What is theme park city USA? Most travelers would say Orlando, Florida. When Walt Disney World came to town in 1971, Orlando’s population was slightly more than 500,000. Now it’s more than 2 million. According to blog.cushwake.com, the Orlando area’s people-count grew by 3.2% this year.
Ruth and I went to Orlando about a month ago. It was her 2nd time there and my first. Orlando was the only American city of more than one million people that I had never been to, and I wanted to see it for that irrational reason.
Was it worth it? Yes and no. Orlando is the kind of town best visited with children. Almost every ad and brochure about it shows grinning kids or happy couples with at least 2 children. We had no children with us this time. I found Orlando ridiculously expensive. It cost us more than $20 just to use the toll road to get there from Fort Lauderdale, and we had to pay another toll to get to our hotel. We planned to spend an entire day at Epcot until several people told us that it was not worth $94 per person. They said the international idea remained viable but that its attractions were tired and needed overhauling, at the very least. There were plenty of other theme parks to focus on, but a city of this size with massive road construction projects everywhere and poor signage made it difficult to get around and ate up both time and desire.
The best way to visit Walt Disney World, we quickly learned, was to buy multi-day tickets that included discounts. We were only there for a couple of days, which made this less-than-useful information. Again families with deep pockets would definitely benefit from this new change in ticketing options as long as they didn’t mind going back to Disney for several visits. And other big changes are coming. In 2021 a Guardians of the Galaxy rollercoaster is due at Disney. It will be one of the world’s longest enclosed rollercoasters. There will be several changes at Epcot too. By 2020, for example, the traditional fireworks display will be history and there will be a new nighttime spectacular set to Disney music. Any decent theme park is constantly changing its offerings to attract families.

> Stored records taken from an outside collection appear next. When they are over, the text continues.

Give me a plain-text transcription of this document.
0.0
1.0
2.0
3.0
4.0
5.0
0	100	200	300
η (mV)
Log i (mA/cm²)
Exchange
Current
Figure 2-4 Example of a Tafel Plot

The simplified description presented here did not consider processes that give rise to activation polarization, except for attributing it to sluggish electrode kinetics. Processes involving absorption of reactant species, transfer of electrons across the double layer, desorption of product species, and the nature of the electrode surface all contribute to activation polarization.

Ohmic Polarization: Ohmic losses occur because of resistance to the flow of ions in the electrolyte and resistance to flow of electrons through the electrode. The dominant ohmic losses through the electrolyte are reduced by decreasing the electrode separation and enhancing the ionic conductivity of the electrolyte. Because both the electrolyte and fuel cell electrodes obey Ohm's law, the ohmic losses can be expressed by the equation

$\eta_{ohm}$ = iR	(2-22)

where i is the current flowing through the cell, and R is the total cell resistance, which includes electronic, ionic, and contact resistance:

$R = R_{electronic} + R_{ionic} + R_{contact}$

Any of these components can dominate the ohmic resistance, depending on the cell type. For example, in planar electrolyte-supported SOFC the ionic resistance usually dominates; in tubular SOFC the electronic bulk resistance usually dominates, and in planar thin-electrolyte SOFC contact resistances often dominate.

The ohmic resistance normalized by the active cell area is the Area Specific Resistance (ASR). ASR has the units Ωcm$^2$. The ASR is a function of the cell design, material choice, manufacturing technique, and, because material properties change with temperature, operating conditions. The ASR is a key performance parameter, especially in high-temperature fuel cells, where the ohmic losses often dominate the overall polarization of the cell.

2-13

I did not find Orlando an especially excellent place for adults seeking culture. Its main museum named after Charles Hosmer Morse bragged about its Louis Comfort Tiffany stained glass collection, and I’m sure its fine if you haven’t seen much Tiffany stuff in other museums. But we have. In fact, I’ve seen enough Tiffany glass to last a lifetime, and we were in Orlando on a Monday, the typical day for museum closures. The Kennedy Space Center was not incredibly far away but did require some travel time. Our AAA book about Central Florida encouraged us to visit all-ages Wonder Works to “experience the wondrous world of science…and try to stand in 71 mph hurricane winds.” One AAA consultant at home spent some time trying to get Ruth and me to go to Gatorland. She said that when she lived in Orlando, this attraction that has been around for 68 years was her favorite. Universal’s Volcano Bay wanted me to “ride the Ko’okiri Body Plunge”. Its main attraction is a 70-degree fall through a drop door. The AAA calls this “white-knuckle fun”.
Brightline is coming! In the future, people heading from Miami to Orlando will be able to hop aboard a relatively high speed (up to 125 mph) train to make the 235 mile trip in 3 hours. There is no estimate of ticket cost yet, but this project will require at least $2.5 billion to complete. Eventually. I think I’ll wait until its operational to return to Orlando.